SCG Court: A Crowdsourcing Platform for Computational Problems

Speaker: Karl Lieberherr, College of Computer and Information Science, PRL, Northeastern University, Boston, Massachusetts.

When: Thursday July 7, 2011, 11.00

Where: ETH Zurich, RZ F 21


A recent Communication of the ACM article on Crowdsourcing Systems (April 2011) points to the importance of crowdsourcing platforms to simplify the development of crowdsourcing systems. We present the Scientific Community Game Court (SCG Court) a crowdsourcing platform (a web application) parameterized by a playground X and our experience in using it for driving innovation in several domains.
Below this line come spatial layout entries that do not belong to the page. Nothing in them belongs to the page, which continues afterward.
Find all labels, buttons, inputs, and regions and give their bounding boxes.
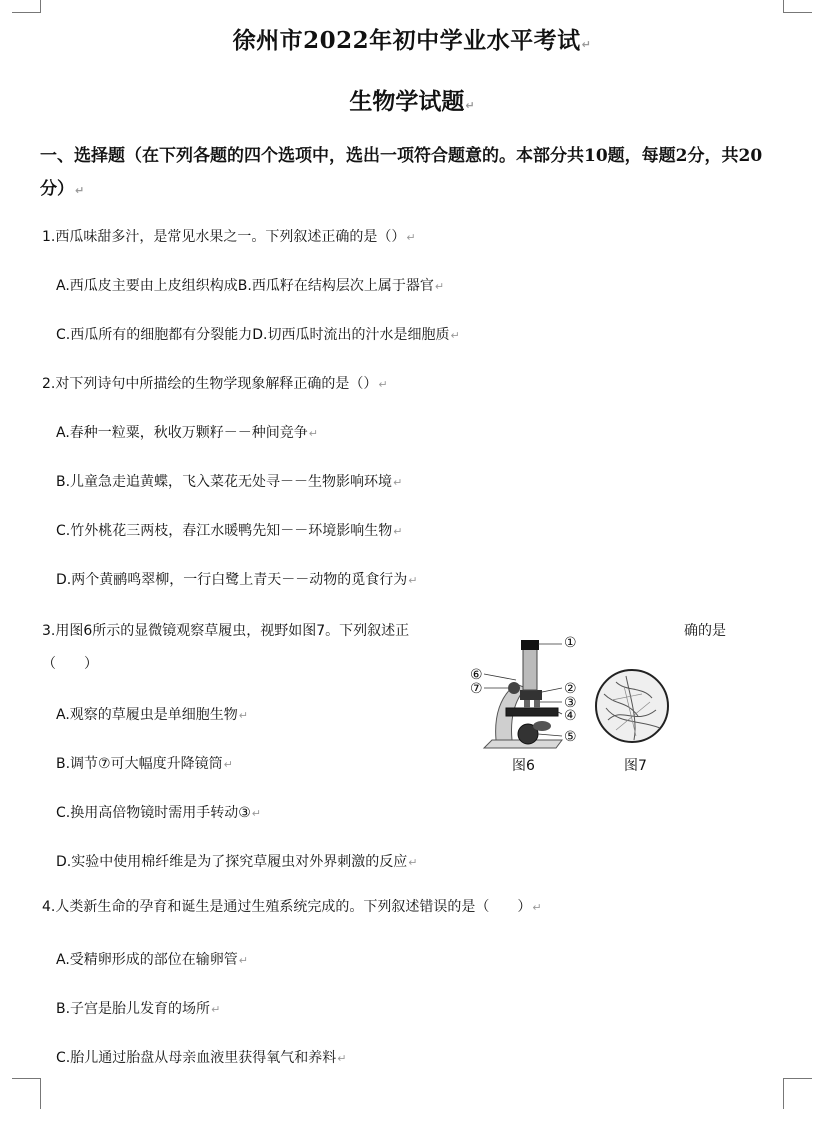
figure-label-5: ⑤ [564, 729, 577, 745]
figure-label-4: ④ [564, 708, 577, 724]
figure-7-caption: 图7 [624, 758, 647, 774]
question-3-stem-continued: 确的是 [684, 623, 726, 639]
page-corner-top-right [783, 0, 812, 13]
question-1-option-cd: C.西瓜所有的细胞都有分裂能力D.切西瓜时流出的汁水是细胞质↵ [56, 327, 460, 343]
question-2-option-c: C.竹外桃花三两枝，春江水暖鸭先知－－环境影响生物↵ [56, 523, 403, 539]
question-3-option-d: D.实验中使用棉纤维是为了探究草履虫对外界刺激的反应↵ [56, 854, 418, 870]
question-1-option-ab: A.西瓜皮主要由上皮组织构成B.西瓜籽在结构层次上属于器官↵ [56, 278, 445, 294]
question-3-option-b: B.调节⑦可大幅度升降镜筒↵ [56, 756, 233, 772]
figure-label-3: ③ [564, 695, 577, 711]
question-3-option-a: A.观察的草履虫是单细胞生物↵ [56, 707, 248, 723]
page-corner-top-left [12, 0, 41, 13]
figure-label-6: ⑥ [470, 667, 483, 683]
figure-label-1: ① [564, 635, 577, 651]
section-heading: 一、选择题（在下列各题的四个选项中，选出一项符合题意的。本部分共10题，每题2分，共20分）↵ [40, 146, 763, 199]
question-4-option-a: A.受精卵形成的部位在输卵管↵ [56, 952, 248, 968]
question-3-option-c: C.换用高倍物镜时需用手转动③↵ [56, 805, 261, 821]
question-4-stem: 4.人类新生命的孕育和诞生是通过生殖系统完成的。下列叙述错误的是（ ）↵ [42, 899, 542, 915]
question-2-stem: 2.对下列诗句中所描绘的生物学现象解释正确的是（）↵ [42, 376, 388, 392]
question-3-answer-blank: （ ） [42, 656, 98, 672]
question-2-option-d: D.两个黄鹂鸣翠柳，一行白鹭上青天－－动物的觅食行为↵ [56, 572, 418, 588]
document-title: 徐州市2022年初中学业水平考试↵ [232, 27, 592, 54]
page-corner-bottom-left [12, 1078, 41, 1109]
figure-6-caption: 图6 [512, 758, 535, 774]
figure-label-2: ② [564, 681, 577, 697]
question-2-option-a: A.春种一粒粟，秋收万颗籽－－种间竞争↵ [56, 425, 318, 441]
question-3-stem: 3.用图6所示的显微镜观察草履虫，视野如图7。下列叙述正 [42, 623, 410, 639]
question-4-option-b: B.子宫是胎儿发育的场所↵ [56, 1001, 221, 1017]
figure-microscope-and-view [466, 636, 686, 776]
question-2-option-b: B.儿童急走追黄蝶，飞入菜花无处寻－－生物影响环境↵ [56, 474, 403, 490]
question-1-stem: 1.西瓜味甜多汁，是常见水果之一。下列叙述正确的是（）↵ [42, 229, 416, 245]
figure-label-7: ⑦ [470, 681, 483, 697]
question-4-option-c: C.胎儿通过胎盘从母亲血液里获得氧气和养料↵ [56, 1050, 347, 1066]
page-corner-bottom-right [783, 1078, 812, 1109]
document-subtitle: 生物学试题↵ [349, 88, 475, 115]
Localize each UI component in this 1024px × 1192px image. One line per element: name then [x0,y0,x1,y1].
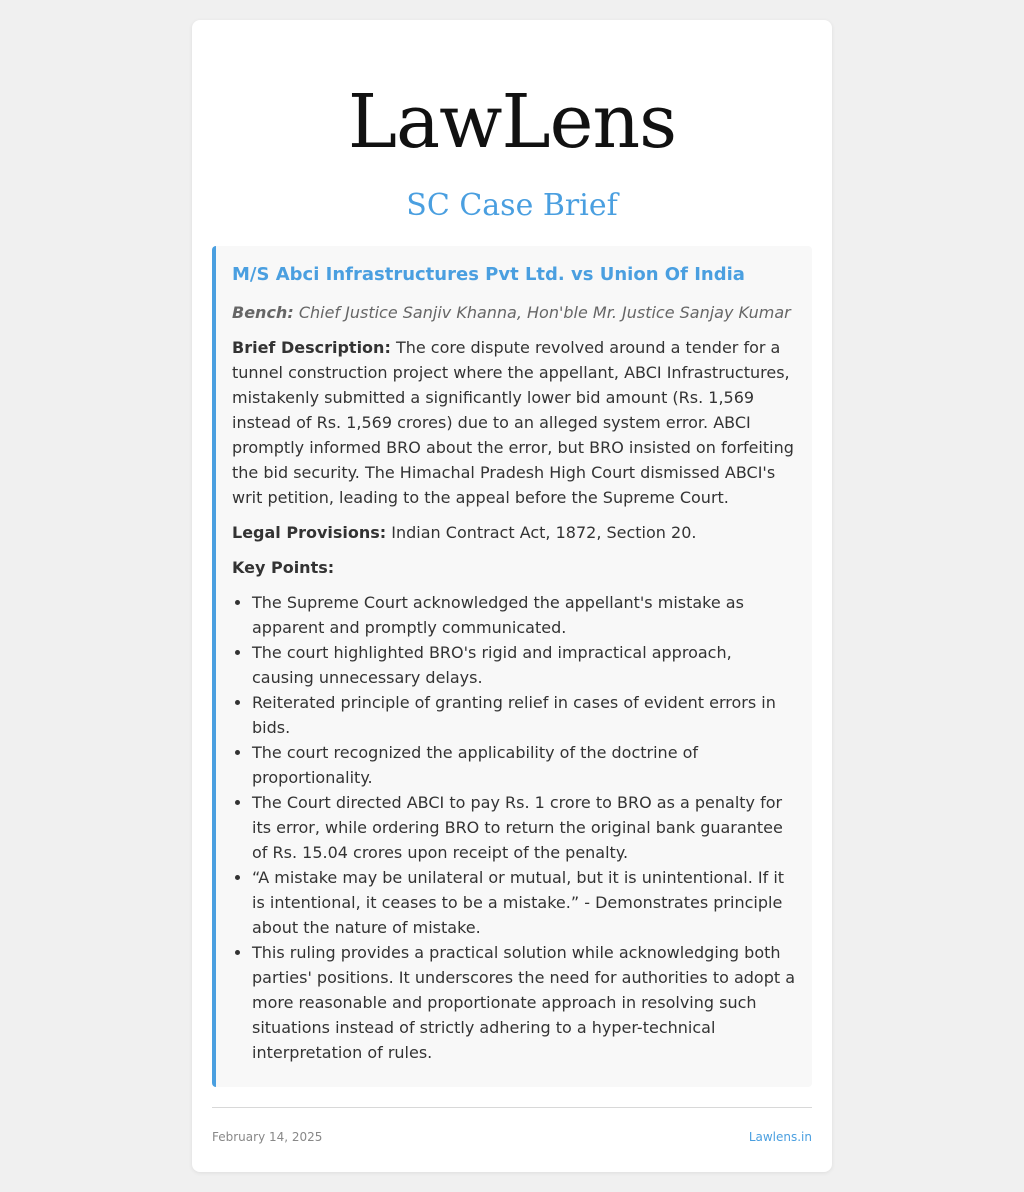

The Scientific Community Game involves proposing and opposing claims related to a constructive domain (e.g., domains in computer science, mathematics, engineering, etc.). Central to opposing claims is refuting claims based on a refutation protocol. When playing the game, players make constructive claims about the domain and oppose others' claims. The players who are the most successful in defending and opposing claims win the game and gain a high reputation in the community. Adopting an SCG-centric research process has the following benefits:
(1) it focuses researchers on a specific domain by defining a language for expressing claims about that domain. Thus, reducing the amount of management effort. The numerous contributions from the crowd of researchers are effectively combined by the game to build a knowledge base through voting with justification. The game is egalitarian and the production of software is social without a central human authority (committers).
(2) it provides a structured framework for collaboration between researchers. The researchers provide and receive frequent feedback on their claims from their peers. Players who lose points gain knowledge to improve their game in the future. This makes collaboration more effective.
(3) it accumulates knowledge in playground X. The game produces both a knowledge base (the social welfare coming from the game) as well as useful know-how to defend the claims in the knowledge base. For some playgrounds, the know-how consists of a clever algorithm, if the domain is well understood. For other playgrounds that are less understood, the know-how is heuristic.
(4) researchers are motivated towards proposing and opposing non-trivial claims in order to gain reputation. They like to win and if they lose, they want to find out why.
(5) managers get a fair comparison of the skills of their researchers through the competition results.
(6) controlled teaching and learning through the game. Researchers who introduce new knowledge entice other researchers to assimilate the same or better knowledge. Researchers that don't participate in this activity, lose reputation, as they would in a real scientific community. The game is fun and adjusts to the skill levels of players.

The SCG can be played productively for: (1) developing reliable software for computational problems, (2) evaluating potential employees, (3) developing new knowledge in the given domain, (4) evaluating algorithmic innovations fairly, and (5) teaching software development / problem solving techniques in a fun game environment.

More information on SCG is available from: SCG Home Page.

Supported by Novartis. Joint work with Ahmed Abdelmeged.

Short Speaker Bio

Karl Lieberherr started his research career in computer science as a theoretical computer scientist, focusing on the theory of P-optimal algorithms for the generalized maximum satisfiability problem (MAX-CSP), still an active area of research. This work has motivated the development of a game platform for refutation-based, constructive scientific domains, called the Scientific Community Game (SCG) also known as the Specker Challenge Game, named after ETH Professor Emeritus Ernst Specker. He also invented, independently and simultaneously on the other side of the Atlantic (at ETH Zurich), an early form of non-chronological backtracking based on learned clauses (superresolution) which has become a key feature of most state-of-the-art SAT and CSP solvers.

In the mid 1980s, he switched to his current research area: Object-Oriented and Aspect-Oriented Software Development and focused on issues of software design and modularity. He founded the Demeter research team, which studied the then-novel idea of Adaptive Programming, also known as structure-shy programming and produced the Law of Demeter ("talk only to your friends": an explicit form of coupling control) and several systems for separating concerns in an object-oriented programming context: From Demeter/Flavors to DemeterF. DemeterF is used in the implementation of SCG.

Dr. Lieberherr is a Professor in the College of Computer and Information Science at Northeastern University.